Introduced by the Securities and Exchange Board of India (SEBI) in February 2012, an OFS is a method through which promoters can dilute their shares in the company. Non-promoters holding at least 10% of the share capital in the company can also participate in an OFS and “sell” their shares on the stock exchange. Market participants like retail investors, companies, foreign institutional investors (FIIs), and qualified institutional buyers (QIBs) can then bid for these newly available shares.

How does an OFS work?

The bidding for an OFS is similar and yet different from an IPO or FPO. Once the promoters have decided to raise funds through this method and they’ve informed SEBI about their intentions, they must fix a “floor price”. Interested investors must then bid for the shares at a price higher than the floor price.

Unlike in an IPO where the bid price cannot be more than one, in an OFS investors can place multiple bids above the floor price. This is followed by the allotment of shares, which is more transparent than that for IPOs as the system runs on a real-time basis.

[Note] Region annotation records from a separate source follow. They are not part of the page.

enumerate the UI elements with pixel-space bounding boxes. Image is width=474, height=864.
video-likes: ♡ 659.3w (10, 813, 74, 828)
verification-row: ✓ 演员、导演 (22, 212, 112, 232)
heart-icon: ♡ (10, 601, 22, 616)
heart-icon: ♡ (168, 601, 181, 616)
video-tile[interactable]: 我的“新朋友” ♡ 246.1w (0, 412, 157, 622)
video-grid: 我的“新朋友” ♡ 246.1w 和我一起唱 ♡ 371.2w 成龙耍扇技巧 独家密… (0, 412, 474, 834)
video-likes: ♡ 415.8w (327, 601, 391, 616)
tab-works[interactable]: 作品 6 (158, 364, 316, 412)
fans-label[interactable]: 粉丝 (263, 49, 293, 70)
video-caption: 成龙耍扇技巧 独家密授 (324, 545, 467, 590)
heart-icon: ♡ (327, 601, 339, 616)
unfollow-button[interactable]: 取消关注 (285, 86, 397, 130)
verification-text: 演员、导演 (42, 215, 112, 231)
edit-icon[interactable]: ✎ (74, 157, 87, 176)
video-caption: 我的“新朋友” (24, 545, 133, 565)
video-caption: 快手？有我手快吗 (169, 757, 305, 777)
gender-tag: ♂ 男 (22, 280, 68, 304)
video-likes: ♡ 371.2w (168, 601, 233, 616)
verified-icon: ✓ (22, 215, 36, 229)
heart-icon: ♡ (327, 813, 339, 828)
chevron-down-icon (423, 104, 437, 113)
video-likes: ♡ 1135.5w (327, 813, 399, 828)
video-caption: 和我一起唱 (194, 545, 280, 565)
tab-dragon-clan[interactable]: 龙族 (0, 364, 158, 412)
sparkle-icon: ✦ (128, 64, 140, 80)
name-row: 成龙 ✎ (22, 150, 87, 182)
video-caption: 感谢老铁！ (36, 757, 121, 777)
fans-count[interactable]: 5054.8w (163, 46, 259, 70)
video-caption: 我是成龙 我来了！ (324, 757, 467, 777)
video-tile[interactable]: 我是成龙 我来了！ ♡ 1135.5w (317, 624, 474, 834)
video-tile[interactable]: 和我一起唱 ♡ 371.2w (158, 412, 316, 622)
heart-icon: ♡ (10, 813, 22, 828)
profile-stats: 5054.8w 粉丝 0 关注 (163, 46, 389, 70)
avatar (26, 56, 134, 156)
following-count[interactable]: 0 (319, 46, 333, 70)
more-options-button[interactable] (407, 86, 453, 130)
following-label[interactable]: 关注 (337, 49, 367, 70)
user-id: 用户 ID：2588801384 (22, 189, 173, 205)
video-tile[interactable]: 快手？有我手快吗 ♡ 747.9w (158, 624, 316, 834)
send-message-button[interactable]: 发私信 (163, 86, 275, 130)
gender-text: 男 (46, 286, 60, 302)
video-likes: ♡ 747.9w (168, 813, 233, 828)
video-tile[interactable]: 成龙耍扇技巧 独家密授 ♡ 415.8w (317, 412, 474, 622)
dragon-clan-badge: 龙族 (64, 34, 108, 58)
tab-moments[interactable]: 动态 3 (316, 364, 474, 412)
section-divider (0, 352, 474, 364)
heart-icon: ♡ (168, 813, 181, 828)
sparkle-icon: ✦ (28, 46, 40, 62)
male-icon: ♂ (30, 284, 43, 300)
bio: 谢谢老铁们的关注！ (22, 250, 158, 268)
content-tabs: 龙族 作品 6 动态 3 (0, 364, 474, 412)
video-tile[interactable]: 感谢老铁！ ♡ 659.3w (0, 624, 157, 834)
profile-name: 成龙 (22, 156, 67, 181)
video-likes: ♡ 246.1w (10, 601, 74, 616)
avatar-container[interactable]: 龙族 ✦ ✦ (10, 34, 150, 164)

The shares can, meanwhile, be allotted in one of the following ones:

  • Single clearing price
  • Multiple clearing price

In the former, shares are allotted at the same price to all the investors. In the case of multiple clearing prices, though, the shares are allocated on a priority basis, meaning the investor who placed a higher bid will be given preference. Fortunately, there’s another option — cut-off price — wherein shares are allocated at the lowest price during an OFS.

How can investors bid for an OFS?

Assuming that you’re a retail investor, you need a Demat account and a trading account in order to participate in an OFS. If you have that, you can bid from an online portal or let your broker do it for you.

The good thing is that retail investors can place bids in the retail as well as the non-retail category (the non-institutional investors (NII) category). SEBI has also made it mandatory for companies to offer a minimum 10% reservation for retail investors in an OFS.

Bear in mind, however, that the cumulative bids for relative investors cannot exceed ₹2 lakh. If that happens, the bids become ineligible.